Trees felled at Johnston Road ‘gateway’

Day before tree removal, the City of White Rock said it ‘anticipated’ receiving permit application

One of four mature boulevard trees on Johnston Road in front of the PARC Retirement Homes site has been cut down despite a last-ditch attempt last week by members of the public to save the trees.

Workers removed two median trees and one boulevard tree from the 1500-block Johnston Road Friday morning with the approval of the City of White Rock.

The tree cutting – fully completed, with all debris removal, by 9:30 a.m. – came less than 24 hours after the city issued a statement which said, at that point, it “anticipated (that PARC) will be submitting a Tree Management Permit application” for the removal of the boulevard and median trees. An updated statement – posted to the city website Friday morning – announced that PARC had “moved forward” with the removal of the trees “following receipt of the Tree Management Permit.”

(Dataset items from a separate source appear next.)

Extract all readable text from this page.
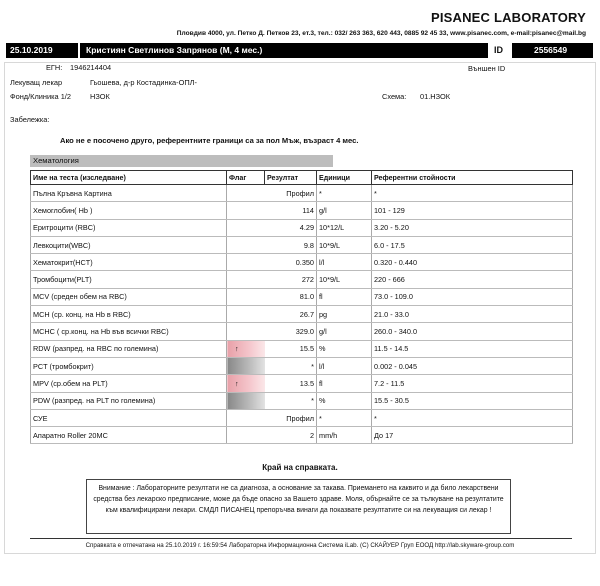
PISANEC LABORATORY
Пловдив 4000, ул. Петко Д. Петков 23, ет.3, тел.: 032/ 263 363, 620 443, 0885 92 45 33, www.pisanec.com, e-mail:pisanec@mail.bg
25.10.2019	Кристиян Светлинов Запрянов (М, 4 мес.)	ID	2556549
ЕГН: 1946214404	Външен ID
Лекуващ лекар	Гьошева, д-р Костадинка-ОПЛ-
Фонд/Клиника 1/2	НЗОК	Схема: 01.НЗОК
Забележка:
Ако не е посочено друго, референтните граници са за пол Мъж, възраст 4 мес.
Хематология
Име на теста (изследване)	Флаг	Резултат	Единици	Референтни стойности
Пълна Кръвна Картина		Профил	*	*
Хемоглобин( Hb )		114	g/l	101 - 129
Еритроцити (RBC)		4.29	10*12/L	3.20 - 5.20
Левкоцити(WBC)		9.8	10*9/L	6.0 - 17.5
Хематокрит(HCT)		0.350	l/l	0.320 - 0.440
Тромбоцити(PLT)		272	10*9/L	220 - 666
MCV (среден обем на RBC)		81.0	fl	73.0 - 109.0
MCH (ср. конц. на Hb в RBC)		26.7	pg	21.0 - 33.0
MCHC ( ср.конц. на Hb във всички RBC)		329.0	g/l	260.0 - 340.0
RDW (разпред. на RBC по големина)	↑	15.5	%	11.5 - 14.5
PCT (тромбокрит)		*	l/l	0.002 - 0.045
MPV (ср.обем на PLT)	↑	13.5	fl	7.2 - 11.5
PDW (разпред. на PLT по големина)		*	%	15.5 - 30.5
СУЕ		Профил	*	*
Апаратно Roller 20MC		2	mm/h	До 17
Край на справката.
Внимание : Лабораторните резултати не са диагноза, а основание за такава. Приемането на каквито и да било лекарствени средства без лекарско предписание, може да бъде опасно за Вашето здраве. Моля, обърнайте се за тълкуване на резултатите към квалифицирани лекари. СМДЛ ПИСАНЕЦ препоръчва винаги да показвате резултатите си на лекуващия си лекар !
Справката е отпечатана на 25.10.2019 г. 16:59:54 Лабораторна Информационна Система iLab. (C) СКАЙУЕР Груп ЕООД http://lab.skyware-group.com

Ventana Construction is currently completing excavation work at the site for the planned 23-storey development.

Sandy McNamee and others had twice taken to the streets earlier last week to protest the removal of the row of liquidambar (sweetgum) trees from the Johnston Road sidewalk. Now the fate of the other three liquidambar trees in front of the site hangs in the balance, in what the city has described as “an ongoing situation.”

In its original statement, emailed at 11 a.m. Thursday, the city said it recognized “this is an emotional situation for some residents,” adding that it is working with PARC and Ventana “with a focus on retaining as many trees as possible and achieving a safe working environment.”

In Friday’s update, the city again hewed to the emphasis on safety concerns as the reason for removing the trees.

“It was evident that equipment access from alternative locations was logistically unrealistic and that construction activity in close proximity to trees is unsafe,” the statement said, noting that planting done decades ago had contributed to “trees with poor root structure, significant soil heaving and damage to infrastructure.”

“This has caused buckling of the sidewalks, creating tripping hazards. This is especially dangerous for those most at risk, such as those with mobility constraints and those who use wheelchairs and electric scooters as transportation.”

McNamee maintains, however, that the issue of tree roots is a red herring.

“The problem is not the roots, it’s poor sidewalk maintenance,” she said. “There are places where settling has occurred; oodles of tripping hazards around town that have nothing to do with tree roots.”